As the year turns
12/21/18

●Market closures, end-of-year tax issues create unique market environment

●End-of-year pattern has shifted in recent decades


 

It’s rally time!

Right?

The most popular perception of what happens around this time of the year is probably the “New Year’s rally,” which is the tendency for the stock market to start January with an up move—exactly what it did last year, when eight of the first nine trading days of 2018 were up. That type of price action may have been more typical a generation or more ago, but for the past 30 years, at least, it looks more like the exception than the rule.

The following chart shows the S&P 500’s (SPX) returns for the final five trading days of one year and the first five of the next, since 1988-1989. The top half of the chart shows each day’s median gain or loss, and the bottom shows the percentage of times each day closed higher:

S&P 500 (SPX) median returns, 1988–1989 to 2017–2018

Source: Power E*TRADE


The most notable one-day pattern has probably been the tendency for the last day of December to close lower: It’s been a down day 20 out of the past 30 years (including last year), with a -0.42% median return—weakness that is often attributed to traders wanting to liquidate certain open positions by the end of the year to simplify their taxes. Also, the fourth day before New Year’s Day (Wednesday, December 26 this year) closed up in 21 of 26 years (70% of the time).

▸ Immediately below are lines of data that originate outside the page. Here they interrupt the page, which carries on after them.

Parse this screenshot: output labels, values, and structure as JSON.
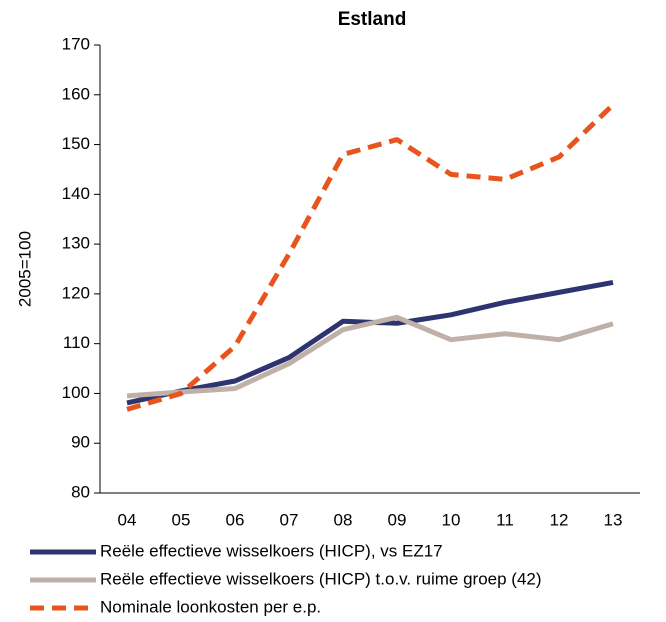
{
  "chart_data": {
    "type": "line",
    "title": "Estland",
    "y_label": "2005=100",
    "categories": [
      "04",
      "05",
      "06",
      "07",
      "08",
      "09",
      "10",
      "11",
      "12",
      "13"
    ],
    "series": [
      {
        "name": "Reële effectieve wisselkoers (HICP), vs EZ17",
        "color": "#2e3470",
        "style": "solid",
        "values": [
          98.1,
          100.5,
          102.5,
          107.2,
          114.5,
          114.1,
          115.8,
          118.3,
          120.3,
          122.3
        ]
      },
      {
        "name": "Reële effectieve wisselkoers (HICP) t.o.v. ruime groep (42)",
        "color": "#bfb1a8",
        "style": "solid",
        "values": [
          99.5,
          100.3,
          101.0,
          106.0,
          112.8,
          115.3,
          110.8,
          112.0,
          110.8,
          114.0
        ]
      },
      {
        "name": "Nominale loonkosten per e.p.",
        "color": "#e8541e",
        "style": "dashed",
        "values": [
          96.8,
          100.0,
          109.5,
          128.0,
          148.0,
          151.0,
          144.0,
          143.0,
          147.5,
          158.0
        ]
      }
    ],
    "ylim": [
      80,
      170
    ],
    "yticks": [
      80,
      90,
      100,
      110,
      120,
      130,
      140,
      150,
      160,
      170
    ],
    "grid": false
  }
}
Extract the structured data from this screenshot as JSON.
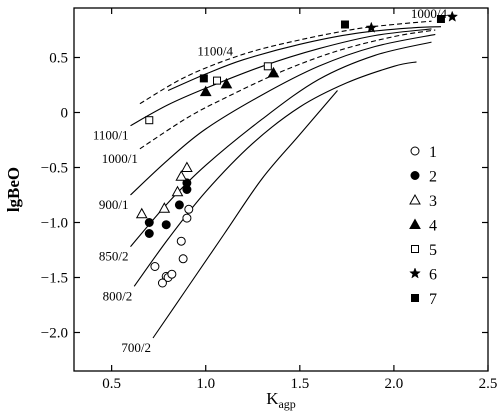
{
  "chart_data": {
    "type": "scatter",
    "title": "",
    "xlabel": "K",
    "xlabel_sub": "agp",
    "ylabel": "lgBeO",
    "xlim": [
      0.3,
      2.5
    ],
    "ylim": [
      -2.35,
      0.95
    ],
    "xticks": [
      0.5,
      1.0,
      1.5,
      2.0,
      2.5
    ],
    "xtick_labels": [
      "0.5",
      "1.0",
      "1.5",
      "2.0",
      "2.5"
    ],
    "yticks": [
      0.5,
      0,
      -0.5,
      -1.0,
      -1.5,
      -2.0
    ],
    "ytick_labels": [
      "0.5",
      "0",
      "−0.5",
      "−1.0",
      "−1.5",
      "−2.0"
    ],
    "grid": false,
    "legend_position": "right",
    "curves": [
      {
        "label": "1000/4",
        "dashed": true,
        "points": [
          [
            0.65,
            0.08
          ],
          [
            0.9,
            0.33
          ],
          [
            1.2,
            0.53
          ],
          [
            1.5,
            0.66
          ],
          [
            1.8,
            0.76
          ],
          [
            2.0,
            0.8
          ],
          [
            2.2,
            0.83
          ]
        ]
      },
      {
        "label": "1100/4",
        "dashed": false,
        "points": [
          [
            0.8,
            0.2
          ],
          [
            1.0,
            0.35
          ],
          [
            1.2,
            0.48
          ],
          [
            1.5,
            0.62
          ],
          [
            1.8,
            0.72
          ],
          [
            2.1,
            0.77
          ],
          [
            2.25,
            0.78
          ]
        ]
      },
      {
        "label": "1100/1",
        "dashed": false,
        "points": [
          [
            0.6,
            -0.12
          ],
          [
            0.8,
            0.07
          ],
          [
            1.0,
            0.22
          ],
          [
            1.3,
            0.42
          ],
          [
            1.6,
            0.58
          ],
          [
            1.9,
            0.7
          ],
          [
            2.2,
            0.76
          ]
        ]
      },
      {
        "label": "1000/1",
        "dashed": true,
        "points": [
          [
            0.65,
            -0.33
          ],
          [
            0.9,
            -0.05
          ],
          [
            1.1,
            0.13
          ],
          [
            1.4,
            0.37
          ],
          [
            1.7,
            0.56
          ],
          [
            2.0,
            0.69
          ],
          [
            2.22,
            0.75
          ]
        ]
      },
      {
        "label": "900/1",
        "dashed": false,
        "points": [
          [
            0.6,
            -0.75
          ],
          [
            0.8,
            -0.43
          ],
          [
            1.0,
            -0.15
          ],
          [
            1.3,
            0.16
          ],
          [
            1.6,
            0.42
          ],
          [
            1.9,
            0.6
          ],
          [
            2.22,
            0.71
          ]
        ]
      },
      {
        "label": "850/2",
        "dashed": false,
        "points": [
          [
            0.6,
            -1.22
          ],
          [
            0.8,
            -0.82
          ],
          [
            1.0,
            -0.48
          ],
          [
            1.3,
            -0.06
          ],
          [
            1.6,
            0.3
          ],
          [
            1.9,
            0.52
          ],
          [
            2.2,
            0.64
          ]
        ]
      },
      {
        "label": "800/2",
        "dashed": false,
        "points": [
          [
            0.62,
            -1.58
          ],
          [
            0.8,
            -1.15
          ],
          [
            1.0,
            -0.72
          ],
          [
            1.25,
            -0.28
          ],
          [
            1.5,
            0.05
          ],
          [
            1.75,
            0.27
          ],
          [
            2.0,
            0.42
          ],
          [
            2.12,
            0.46
          ]
        ]
      },
      {
        "label": "700/2",
        "dashed": false,
        "points": [
          [
            0.72,
            -2.05
          ],
          [
            0.9,
            -1.6
          ],
          [
            1.1,
            -1.1
          ],
          [
            1.3,
            -0.6
          ],
          [
            1.5,
            -0.2
          ],
          [
            1.7,
            0.2
          ]
        ]
      }
    ],
    "series": [
      {
        "name": "1",
        "marker": "open-circle",
        "points": [
          [
            0.73,
            -1.4
          ],
          [
            0.79,
            -1.49
          ],
          [
            0.8,
            -1.5
          ],
          [
            0.82,
            -1.47
          ],
          [
            0.87,
            -1.17
          ],
          [
            0.88,
            -1.33
          ],
          [
            0.9,
            -0.96
          ],
          [
            0.91,
            -0.88
          ],
          [
            0.77,
            -1.55
          ]
        ]
      },
      {
        "name": "2",
        "marker": "filled-circle",
        "points": [
          [
            0.7,
            -1.0
          ],
          [
            0.7,
            -1.1
          ],
          [
            0.79,
            -1.02
          ],
          [
            0.86,
            -0.84
          ],
          [
            0.9,
            -0.7
          ],
          [
            0.9,
            -0.64
          ]
        ]
      },
      {
        "name": "3",
        "marker": "open-triangle",
        "points": [
          [
            0.66,
            -0.92
          ],
          [
            0.78,
            -0.87
          ],
          [
            0.85,
            -0.72
          ],
          [
            0.87,
            -0.58
          ],
          [
            0.9,
            -0.5
          ]
        ]
      },
      {
        "name": "4",
        "marker": "filled-triangle",
        "points": [
          [
            1.0,
            0.19
          ],
          [
            1.11,
            0.26
          ],
          [
            1.36,
            0.36
          ]
        ]
      },
      {
        "name": "5",
        "marker": "open-square",
        "points": [
          [
            0.7,
            -0.07
          ],
          [
            1.06,
            0.29
          ],
          [
            1.33,
            0.42
          ]
        ]
      },
      {
        "name": "6",
        "marker": "star",
        "points": [
          [
            1.88,
            0.77
          ],
          [
            2.31,
            0.87
          ]
        ]
      },
      {
        "name": "7",
        "marker": "filled-square",
        "points": [
          [
            0.99,
            0.31
          ],
          [
            1.74,
            0.8
          ],
          [
            2.25,
            0.85
          ]
        ]
      }
    ]
  }
}
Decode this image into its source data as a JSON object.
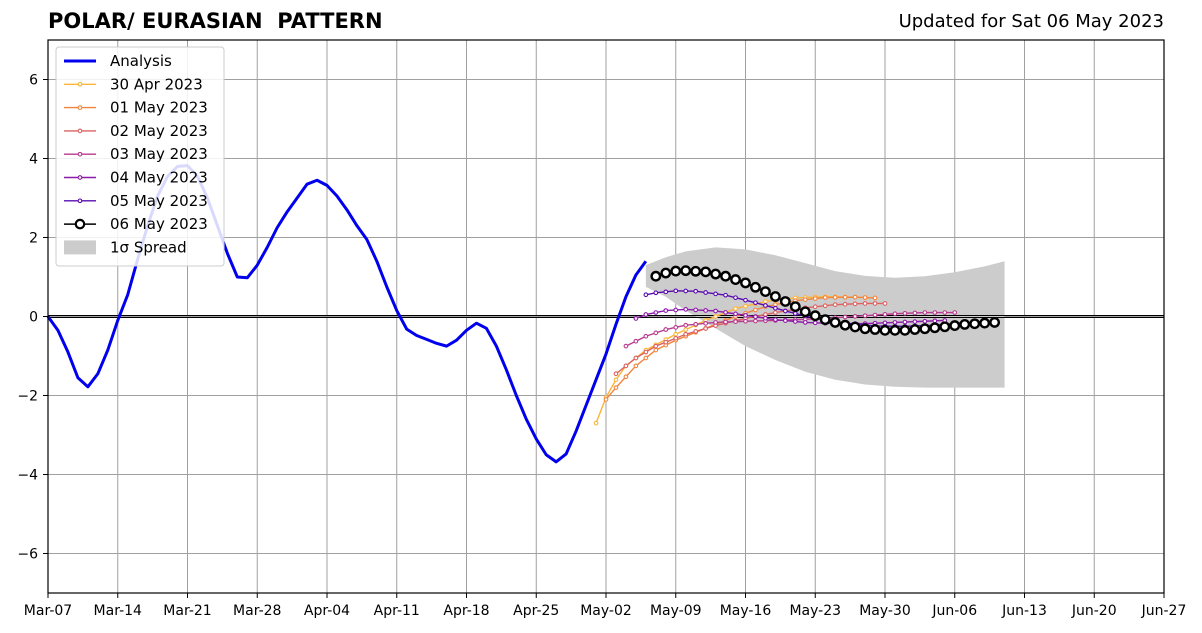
{
  "title": "POLAR/ EURASIAN  PATTERN",
  "subtitle": "Updated for Sat 06 May 2023",
  "chart_data": {
    "type": "line",
    "x_axis": {
      "type": "date",
      "range": [
        "2023-03-07",
        "2023-06-27"
      ],
      "tick_labels": [
        "Mar-07",
        "Mar-14",
        "Mar-21",
        "Mar-28",
        "Apr-04",
        "Apr-11",
        "Apr-18",
        "Apr-25",
        "May-02",
        "May-09",
        "May-16",
        "May-23",
        "May-30",
        "Jun-06",
        "Jun-13",
        "Jun-20",
        "Jun-27"
      ],
      "tick_dates": [
        "2023-03-07",
        "2023-03-14",
        "2023-03-21",
        "2023-03-28",
        "2023-04-04",
        "2023-04-11",
        "2023-04-18",
        "2023-04-25",
        "2023-05-02",
        "2023-05-09",
        "2023-05-16",
        "2023-05-23",
        "2023-05-30",
        "2023-06-06",
        "2023-06-13",
        "2023-06-20",
        "2023-06-27"
      ]
    },
    "y_axis": {
      "range": [
        -7,
        7
      ],
      "ticks": [
        6,
        4,
        2,
        0,
        -2,
        -4,
        -6
      ],
      "tick_labels": [
        "6",
        "4",
        "2",
        "0",
        "−2",
        "−4",
        "−6"
      ]
    },
    "grid": true,
    "zero_line": true,
    "legend_position": "top-left",
    "analysis": {
      "name": "Analysis",
      "color": "#0000ee",
      "points": [
        [
          "2023-03-07",
          0.0
        ],
        [
          "2023-03-08",
          -0.35
        ],
        [
          "2023-03-09",
          -0.9
        ],
        [
          "2023-03-10",
          -1.55
        ],
        [
          "2023-03-11",
          -1.78
        ],
        [
          "2023-03-12",
          -1.45
        ],
        [
          "2023-03-13",
          -0.85
        ],
        [
          "2023-03-14",
          -0.1
        ],
        [
          "2023-03-15",
          0.55
        ],
        [
          "2023-03-16",
          1.45
        ],
        [
          "2023-03-17",
          2.3
        ],
        [
          "2023-03-18",
          3.05
        ],
        [
          "2023-03-19",
          3.55
        ],
        [
          "2023-03-20",
          3.8
        ],
        [
          "2023-03-21",
          3.82
        ],
        [
          "2023-03-22",
          3.55
        ],
        [
          "2023-03-23",
          3.0
        ],
        [
          "2023-03-24",
          2.3
        ],
        [
          "2023-03-25",
          1.6
        ],
        [
          "2023-03-26",
          1.0
        ],
        [
          "2023-03-27",
          0.98
        ],
        [
          "2023-03-28",
          1.3
        ],
        [
          "2023-03-29",
          1.75
        ],
        [
          "2023-03-30",
          2.25
        ],
        [
          "2023-03-31",
          2.65
        ],
        [
          "2023-04-01",
          3.0
        ],
        [
          "2023-04-02",
          3.35
        ],
        [
          "2023-04-03",
          3.45
        ],
        [
          "2023-04-04",
          3.32
        ],
        [
          "2023-04-05",
          3.05
        ],
        [
          "2023-04-06",
          2.7
        ],
        [
          "2023-04-07",
          2.3
        ],
        [
          "2023-04-08",
          1.95
        ],
        [
          "2023-04-09",
          1.4
        ],
        [
          "2023-04-10",
          0.75
        ],
        [
          "2023-04-11",
          0.15
        ],
        [
          "2023-04-12",
          -0.32
        ],
        [
          "2023-04-13",
          -0.48
        ],
        [
          "2023-04-14",
          -0.58
        ],
        [
          "2023-04-15",
          -0.68
        ],
        [
          "2023-04-16",
          -0.75
        ],
        [
          "2023-04-17",
          -0.6
        ],
        [
          "2023-04-18",
          -0.35
        ],
        [
          "2023-04-19",
          -0.17
        ],
        [
          "2023-04-20",
          -0.3
        ],
        [
          "2023-04-21",
          -0.75
        ],
        [
          "2023-04-22",
          -1.35
        ],
        [
          "2023-04-23",
          -2.0
        ],
        [
          "2023-04-24",
          -2.6
        ],
        [
          "2023-04-25",
          -3.1
        ],
        [
          "2023-04-26",
          -3.5
        ],
        [
          "2023-04-27",
          -3.68
        ],
        [
          "2023-04-28",
          -3.48
        ],
        [
          "2023-04-29",
          -2.9
        ],
        [
          "2023-04-30",
          -2.25
        ],
        [
          "2023-05-01",
          -1.6
        ],
        [
          "2023-05-02",
          -0.95
        ],
        [
          "2023-05-03",
          -0.2
        ],
        [
          "2023-05-04",
          0.5
        ],
        [
          "2023-05-05",
          1.05
        ],
        [
          "2023-05-06",
          1.4
        ]
      ]
    },
    "spread": {
      "name": "1σ Spread",
      "color": "#cccccc",
      "upper": [
        [
          "2023-05-06",
          1.3
        ],
        [
          "2023-05-08",
          1.5
        ],
        [
          "2023-05-10",
          1.65
        ],
        [
          "2023-05-13",
          1.75
        ],
        [
          "2023-05-16",
          1.7
        ],
        [
          "2023-05-19",
          1.55
        ],
        [
          "2023-05-22",
          1.35
        ],
        [
          "2023-05-25",
          1.15
        ],
        [
          "2023-05-28",
          1.03
        ],
        [
          "2023-05-31",
          0.98
        ],
        [
          "2023-06-03",
          1.02
        ],
        [
          "2023-06-06",
          1.12
        ],
        [
          "2023-06-09",
          1.27
        ],
        [
          "2023-06-11",
          1.4
        ]
      ],
      "lower": [
        [
          "2023-05-06",
          0.75
        ],
        [
          "2023-05-08",
          0.5
        ],
        [
          "2023-05-10",
          0.15
        ],
        [
          "2023-05-13",
          -0.3
        ],
        [
          "2023-05-16",
          -0.75
        ],
        [
          "2023-05-19",
          -1.1
        ],
        [
          "2023-05-22",
          -1.4
        ],
        [
          "2023-05-25",
          -1.6
        ],
        [
          "2023-05-28",
          -1.72
        ],
        [
          "2023-05-31",
          -1.78
        ],
        [
          "2023-06-03",
          -1.8
        ],
        [
          "2023-06-06",
          -1.8
        ],
        [
          "2023-06-11",
          -1.8
        ]
      ]
    },
    "forecasts": [
      {
        "name": "30 Apr 2023",
        "color": "#fcb43a",
        "start": "2023-05-01",
        "keys": [
          [
            0,
            -2.7
          ],
          [
            1,
            -2.05
          ],
          [
            2,
            -1.6
          ],
          [
            3,
            -1.25
          ],
          [
            5,
            -0.85
          ],
          [
            8,
            -0.45
          ],
          [
            11,
            -0.1
          ],
          [
            14,
            0.2
          ],
          [
            17,
            0.38
          ],
          [
            20,
            0.47
          ],
          [
            23,
            0.5
          ],
          [
            26,
            0.49
          ],
          [
            28,
            0.47
          ]
        ]
      },
      {
        "name": "01 May 2023",
        "color": "#f2843d",
        "start": "2023-05-02",
        "keys": [
          [
            0,
            -2.1
          ],
          [
            1,
            -1.8
          ],
          [
            3,
            -1.25
          ],
          [
            5,
            -0.85
          ],
          [
            7,
            -0.6
          ],
          [
            10,
            -0.3
          ],
          [
            13,
            0.0
          ],
          [
            16,
            0.25
          ],
          [
            19,
            0.4
          ],
          [
            22,
            0.48
          ],
          [
            25,
            0.49
          ],
          [
            27,
            0.47
          ]
        ]
      },
      {
        "name": "02 May 2023",
        "color": "#dc6262",
        "start": "2023-05-03",
        "keys": [
          [
            0,
            -1.45
          ],
          [
            2,
            -1.05
          ],
          [
            4,
            -0.75
          ],
          [
            7,
            -0.45
          ],
          [
            10,
            -0.23
          ],
          [
            13,
            -0.05
          ],
          [
            16,
            0.1
          ],
          [
            19,
            0.22
          ],
          [
            22,
            0.3
          ],
          [
            25,
            0.33
          ],
          [
            27,
            0.33
          ]
        ]
      },
      {
        "name": "03 May 2023",
        "color": "#b83a8e",
        "start": "2023-05-04",
        "keys": [
          [
            0,
            -0.75
          ],
          [
            2,
            -0.5
          ],
          [
            4,
            -0.33
          ],
          [
            6,
            -0.22
          ],
          [
            9,
            -0.15
          ],
          [
            12,
            -0.12
          ],
          [
            15,
            -0.1
          ],
          [
            18,
            -0.07
          ],
          [
            21,
            -0.03
          ],
          [
            24,
            0.02
          ],
          [
            27,
            0.07
          ],
          [
            30,
            0.1
          ],
          [
            33,
            0.1
          ]
        ]
      },
      {
        "name": "04 May 2023",
        "color": "#8e1aaa",
        "start": "2023-05-05",
        "keys": [
          [
            0,
            -0.05
          ],
          [
            1,
            0.05
          ],
          [
            3,
            0.15
          ],
          [
            5,
            0.18
          ],
          [
            8,
            0.14
          ],
          [
            11,
            0.03
          ],
          [
            14,
            -0.08
          ],
          [
            17,
            -0.15
          ],
          [
            20,
            -0.18
          ],
          [
            23,
            -0.18
          ],
          [
            26,
            -0.15
          ],
          [
            29,
            -0.12
          ],
          [
            31,
            -0.1
          ]
        ]
      },
      {
        "name": "05 May 2023",
        "color": "#5a0cb0",
        "start": "2023-05-06",
        "keys": [
          [
            0,
            0.55
          ],
          [
            1,
            0.6
          ],
          [
            3,
            0.65
          ],
          [
            5,
            0.64
          ],
          [
            8,
            0.54
          ],
          [
            11,
            0.35
          ],
          [
            14,
            0.14
          ],
          [
            17,
            -0.05
          ],
          [
            20,
            -0.17
          ],
          [
            23,
            -0.24
          ],
          [
            26,
            -0.25
          ],
          [
            29,
            -0.22
          ],
          [
            32,
            -0.15
          ]
        ]
      }
    ],
    "latest_forecast": {
      "name": "06 May 2023",
      "color": "#000000",
      "start": "2023-05-07",
      "keys": [
        [
          0,
          1.02
        ],
        [
          1,
          1.1
        ],
        [
          2,
          1.15
        ],
        [
          3,
          1.16
        ],
        [
          5,
          1.13
        ],
        [
          7,
          1.02
        ],
        [
          9,
          0.85
        ],
        [
          11,
          0.63
        ],
        [
          13,
          0.38
        ],
        [
          15,
          0.12
        ],
        [
          17,
          -0.08
        ],
        [
          19,
          -0.22
        ],
        [
          21,
          -0.31
        ],
        [
          23,
          -0.35
        ],
        [
          25,
          -0.35
        ],
        [
          27,
          -0.31
        ],
        [
          29,
          -0.26
        ],
        [
          31,
          -0.2
        ],
        [
          34,
          -0.15
        ]
      ]
    },
    "legend_order": [
      "Analysis",
      "30 Apr 2023",
      "01 May 2023",
      "02 May 2023",
      "03 May 2023",
      "04 May 2023",
      "05 May 2023",
      "06 May 2023",
      "1σ Spread"
    ]
  }
}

The bigger lesson is that the first five days of the new year haven’t exactly been gangbusters. Only one of them—day 2, the most bullish—closed higher more than 50% of the time. Days 1, 3, and 4 actually had negative median returns, and none of these three days closed up more than half of the time.

So pay attention to the issues that are driving the market as 2018 transitions into 2019. The market doesn’t just automatically rally—or sell off—just because the calendar hits a certain date.

Today’s numbers (all times ET): Quadruple Witching expiration, Durable Goods Orders (8:30 a.m.), GDP (8:30 a.m.), Corporate Profits (8:30 a.m.), Personal Income and Outlays (10 a.m.), Consumer Sentiment (10 a.m.).